Tuesday, March 1, 2016

Saintly Narratives, Devilish Protagonists

John K. Thornton sketches the power struggles at play in the Kingdom of Kongo during the troubled period of the late seventeenth century in order to show us the story of Dona Beatriz. In the wake of nearly several generations of civil war for control of the country, young noble woman Beatriz Kimpa Vita declrares that she was possessed by St. Anthony and used this to assert herself into the political arena at a critical moment. Following the suppression of her Kimpasi societies, a sort of Kongolese naturalistic/monastic order, by Capuchin missionaries she began on her own mission challenging both native customs and the official Christianity professed by the churchmen. Eventually her unorthodox beliefs lead to her being burned at the stake as a witch.

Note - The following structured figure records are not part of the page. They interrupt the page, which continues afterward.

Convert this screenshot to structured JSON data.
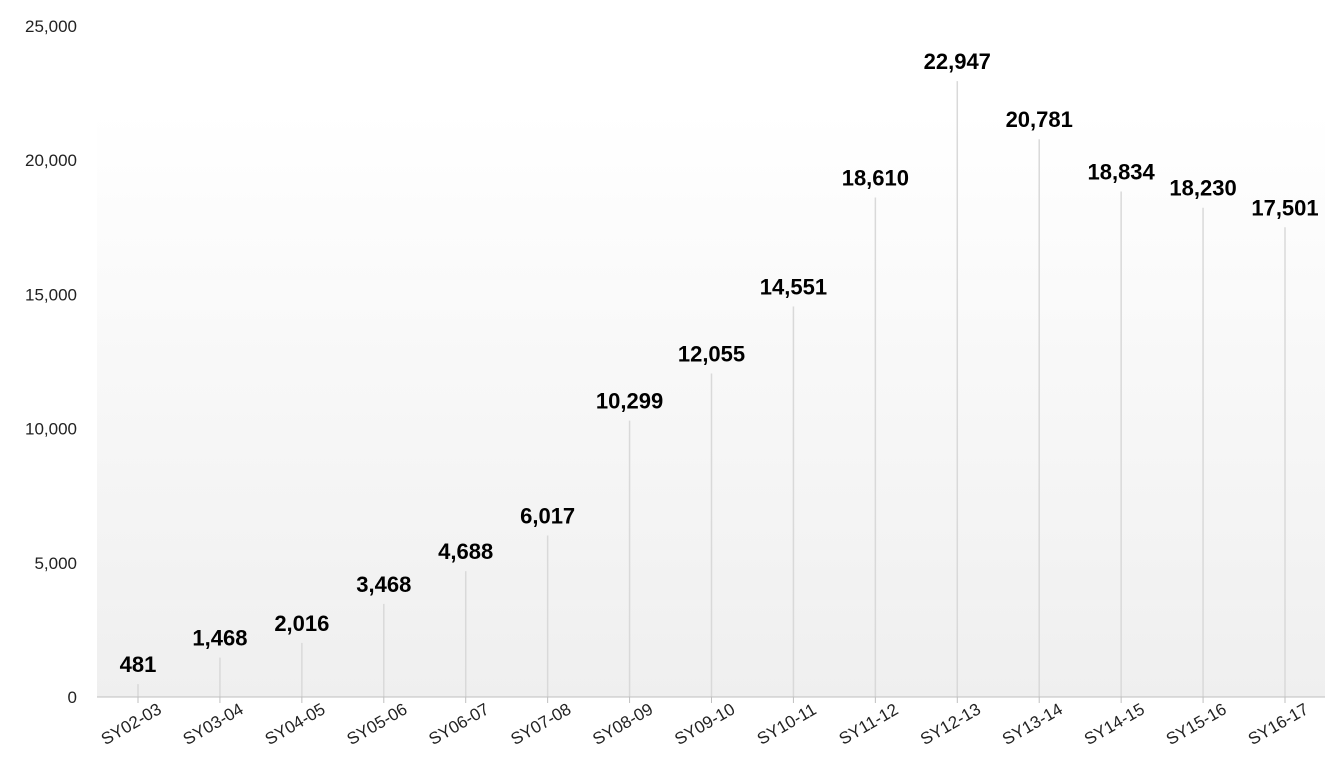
{
  "colors": {
    "background_top": "#ffffff",
    "background_bottom": "#efefef",
    "stem": "#d9d9d9",
    "axis": "#bfbfbf",
    "text": "#222222",
    "value_text": "#000000"
  },
  "chart_data": {
    "type": "bar",
    "style": "lollipop-stems",
    "title": "",
    "xlabel": "",
    "ylabel": "",
    "ylim": [
      0,
      25000
    ],
    "yticks": [
      0,
      5000,
      10000,
      15000,
      20000,
      25000
    ],
    "ytick_labels": [
      "0",
      "5,000",
      "10,000",
      "15,000",
      "20,000",
      "25,000"
    ],
    "grid": false,
    "legend": "none",
    "categories": [
      "SY02-03",
      "SY03-04",
      "SY04-05",
      "SY05-06",
      "SY06-07",
      "SY07-08",
      "SY08-09",
      "SY09-10",
      "SY10-11",
      "SY11-12",
      "SY12-13",
      "SY13-14",
      "SY14-15",
      "SY15-16",
      "SY16-17"
    ],
    "values": [
      481,
      1468,
      2016,
      3468,
      4688,
      6017,
      10299,
      12055,
      14551,
      18610,
      22947,
      20781,
      18834,
      18230,
      17501
    ],
    "value_labels": [
      "481",
      "1,468",
      "2,016",
      "3,468",
      "4,688",
      "6,017",
      "10,299",
      "12,055",
      "14,551",
      "18,610",
      "22,947",
      "20,781",
      "18,834",
      "18,230",
      "17,501"
    ]
  }
}
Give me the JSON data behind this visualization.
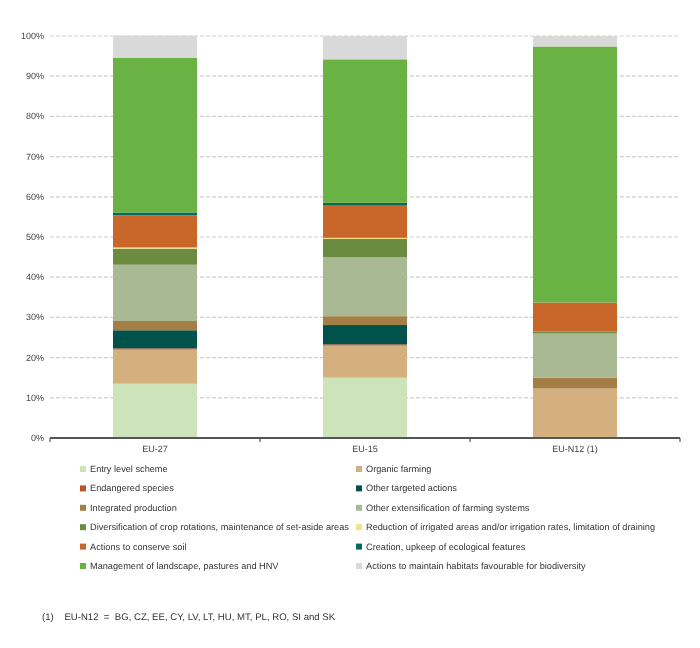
{
  "chart_data": {
    "type": "bar",
    "stacked": true,
    "categories": [
      "EU-27",
      "EU-15",
      "EU-N12 (1)"
    ],
    "series": [
      {
        "name": "Entry level scheme",
        "color": "#cde3b9",
        "values": [
          13.5,
          15,
          0
        ]
      },
      {
        "name": "Organic farming",
        "color": "#d4b07e",
        "values": [
          8.5,
          8,
          12.3
        ]
      },
      {
        "name": "Endangered species",
        "color": "#c0502a",
        "values": [
          0.3,
          0.3,
          0
        ]
      },
      {
        "name": "Other targeted actions",
        "color": "#00524a",
        "values": [
          4.5,
          4.8,
          0
        ]
      },
      {
        "name": "Integrated production",
        "color": "#a57e45",
        "values": [
          2.3,
          2.2,
          2.7
        ]
      },
      {
        "name": "Other extensification of farming systems",
        "color": "#a9b994",
        "values": [
          14,
          14.7,
          11
        ]
      },
      {
        "name": "Diversification of crop rotations, maintenance of set-aside areas",
        "color": "#6a8b40",
        "values": [
          4,
          4.5,
          0.5
        ]
      },
      {
        "name": "Reduction of irrigated areas and/or irrigation rates, limitation of draining",
        "color": "#f5e08a",
        "values": [
          0.3,
          0.3,
          0
        ]
      },
      {
        "name": "Actions to conserve soil",
        "color": "#c9672b",
        "values": [
          8,
          8,
          7.2
        ]
      },
      {
        "name": "Creation, upkeep of ecological features",
        "color": "#006b5e",
        "values": [
          0.7,
          0.7,
          0
        ]
      },
      {
        "name": "Management of landscape, pastures and HNV",
        "color": "#6bb244",
        "values": [
          38.5,
          35.7,
          63.7
        ]
      },
      {
        "name": "Actions to maintain habitats favourable for biodiversity",
        "color": "#d9d9d9",
        "values": [
          5.5,
          5.8,
          2.6
        ]
      }
    ],
    "ylim": [
      0,
      100
    ],
    "yticks": [
      {
        "value": 0,
        "label": "0%"
      },
      {
        "value": 10,
        "label": "10%"
      },
      {
        "value": 20,
        "label": "20%"
      },
      {
        "value": 30,
        "label": "30%"
      },
      {
        "value": 40,
        "label": "40%"
      },
      {
        "value": 50,
        "label": "50%"
      },
      {
        "value": 60,
        "label": "60%"
      },
      {
        "value": 70,
        "label": "70%"
      },
      {
        "value": 80,
        "label": "80%"
      },
      {
        "value": 90,
        "label": "90%"
      },
      {
        "value": 100,
        "label": "100%"
      }
    ],
    "grid": "y",
    "legend": "bottom",
    "annotations": [
      "(1)    EU-N12  =  BG, CZ, EE, CY, LV, LT, HU, MT, PL, RO, SI and SK"
    ]
  }
}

Thornton does a good job at establishing the social and political environment in the first half of the book. We certainly learn much more about the daily life and social structures of the Kongolese from this work than we learned of Peruvian or Iberian peoples from the Cooks. However this raises questions about what exactly this book is about? Dona Beatriz doesn't become the central figure of the narrative until the 5th chapter. I wonder if it might have fit the sources better if the narrative had been told more from the perspective of one of the Monks? But then this presents another problem. If you make someone the central figure of your narrative does that make them the protagonist, and thus also the 'good one' in the story? This seems pretty important from my perspective because of the reservations I had with the Cooks treatment of Francisco, who wasn't the most admirable of characters and yet was clearly the 'hero' of the story. This makes me question how historians should use their sources since these come with their own perspectives, and whether "protagonist creation" is a problem of historians who love too much or those who struggle with framing narratives with limited sources.